N, N-dimethyl- α-[2-( p-topoloxy) ethyl]benzylamine hydrochloride (LY125180) : Effects on serotonin uptake and serotonin synthesis in rat brain in vitro and in vivo

Abstract

N, N-Dimethyl- α-[2-( p-tolyloxy)ethyl]benzylamine hydrochloride (LY125180) competitively inhibited the uptake of serotonin and norepinephrine by cortical synaptosomes and of dopamine by striatal synaptosomes, with K i values of 0.06, 2.2 and 2.5 μM respectively. In platelets of human plasma, LY125180 blocked serotonin uptake by 50 per cent at 22 nM. The administration of LY125180 led to a reduction of serotonin uptake by rat hypothalamic synaptosomes with an ed 50 value of 12 mg/kg, i.p., and a maximum effect within 1 hr.
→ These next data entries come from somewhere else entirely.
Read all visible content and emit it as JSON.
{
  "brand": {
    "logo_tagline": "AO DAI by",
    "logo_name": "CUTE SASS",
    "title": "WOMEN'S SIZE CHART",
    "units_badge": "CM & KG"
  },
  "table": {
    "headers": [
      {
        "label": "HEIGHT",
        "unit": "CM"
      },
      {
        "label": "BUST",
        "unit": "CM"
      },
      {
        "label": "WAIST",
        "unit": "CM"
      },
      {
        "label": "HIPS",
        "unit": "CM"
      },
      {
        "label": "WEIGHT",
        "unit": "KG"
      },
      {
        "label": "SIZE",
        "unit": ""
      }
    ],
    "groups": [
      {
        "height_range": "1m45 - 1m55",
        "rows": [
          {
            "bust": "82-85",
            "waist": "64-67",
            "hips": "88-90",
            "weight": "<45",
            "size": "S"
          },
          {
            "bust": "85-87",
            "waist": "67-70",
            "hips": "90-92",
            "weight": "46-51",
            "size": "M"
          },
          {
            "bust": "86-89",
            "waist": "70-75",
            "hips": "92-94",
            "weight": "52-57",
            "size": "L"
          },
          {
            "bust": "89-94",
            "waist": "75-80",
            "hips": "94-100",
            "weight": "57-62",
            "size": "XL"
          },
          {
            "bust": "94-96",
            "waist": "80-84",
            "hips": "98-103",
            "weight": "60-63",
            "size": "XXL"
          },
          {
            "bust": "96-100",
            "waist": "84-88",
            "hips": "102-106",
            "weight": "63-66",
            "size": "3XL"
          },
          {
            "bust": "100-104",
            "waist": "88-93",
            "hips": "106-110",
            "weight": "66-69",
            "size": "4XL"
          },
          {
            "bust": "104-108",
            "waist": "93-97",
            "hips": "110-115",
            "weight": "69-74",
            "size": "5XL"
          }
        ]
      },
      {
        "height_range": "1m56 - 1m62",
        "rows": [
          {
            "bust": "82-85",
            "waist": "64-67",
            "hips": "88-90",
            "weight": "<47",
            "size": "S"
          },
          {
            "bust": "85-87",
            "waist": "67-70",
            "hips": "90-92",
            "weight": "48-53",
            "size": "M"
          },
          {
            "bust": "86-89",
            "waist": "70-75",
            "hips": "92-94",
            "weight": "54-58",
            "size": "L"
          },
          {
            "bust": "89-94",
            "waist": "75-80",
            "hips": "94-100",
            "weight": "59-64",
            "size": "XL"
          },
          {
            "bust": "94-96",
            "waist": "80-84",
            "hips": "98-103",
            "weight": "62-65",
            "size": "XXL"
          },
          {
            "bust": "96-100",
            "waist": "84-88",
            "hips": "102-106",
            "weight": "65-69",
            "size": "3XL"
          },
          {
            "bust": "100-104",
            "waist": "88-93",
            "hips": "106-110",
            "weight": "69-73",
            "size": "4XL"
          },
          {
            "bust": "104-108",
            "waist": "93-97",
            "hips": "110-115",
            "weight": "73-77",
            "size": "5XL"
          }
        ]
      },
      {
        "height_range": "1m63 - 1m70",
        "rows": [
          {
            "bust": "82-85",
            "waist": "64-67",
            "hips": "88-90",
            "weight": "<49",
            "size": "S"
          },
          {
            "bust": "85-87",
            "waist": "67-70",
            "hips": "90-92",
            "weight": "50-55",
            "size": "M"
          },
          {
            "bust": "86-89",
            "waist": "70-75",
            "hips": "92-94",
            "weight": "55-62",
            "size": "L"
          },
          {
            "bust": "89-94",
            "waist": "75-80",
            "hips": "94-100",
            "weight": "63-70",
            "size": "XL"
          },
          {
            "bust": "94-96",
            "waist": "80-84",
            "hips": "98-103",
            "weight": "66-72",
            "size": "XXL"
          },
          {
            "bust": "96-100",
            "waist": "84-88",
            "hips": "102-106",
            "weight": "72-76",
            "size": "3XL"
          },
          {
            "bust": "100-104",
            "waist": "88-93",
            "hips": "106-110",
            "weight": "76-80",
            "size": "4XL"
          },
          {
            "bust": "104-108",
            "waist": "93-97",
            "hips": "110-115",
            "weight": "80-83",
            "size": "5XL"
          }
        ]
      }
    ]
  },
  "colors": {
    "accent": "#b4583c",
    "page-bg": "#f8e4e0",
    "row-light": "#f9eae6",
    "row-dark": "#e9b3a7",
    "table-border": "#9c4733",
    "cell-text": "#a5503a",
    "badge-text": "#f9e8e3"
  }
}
Prior treatment with β-diethylaminoethyl-2, 2-diphenylvalerate, HCl (SKF-525A), an inhibitor of microsomal metabolism, enhanced the potency of LY125180 by 3-fold and prolonged its action for at least 4 hr. LY125180 in vivo blocked the neurotoxic effect of p-chloroamphetamine on serotonin uptake by cortical synaptosomes but did not prevent the neurotoxic effect of 6-hydroxydopamine on norepinephrine uptake by hypothalamic synaptosomes or the accumulation of radiolabeled norepinephrine in rat heart at 50 mg/kg, i.p. A reduction in brain level of 5-hydroxyindoleacetic acid but not of serotonin and tryptophan and a decrease in the conversion of [ 3H]tryptophan to [ 3H]serotonin and [ 3H]-5-hydroxyindoleacetic acid after the administration of LY125180 suggest a decrease of serotonin turnover in rat brain. These data are consistent with the conclusion that LY125180 is effective and selective in the blockade of the serotonin pump in vitro as well as in vivo. Except for a much shorter duration of action in vivo, LY125180 exhibits properties similar to the earlier reported selective serotonin uptake inhibitor, fluoxetine.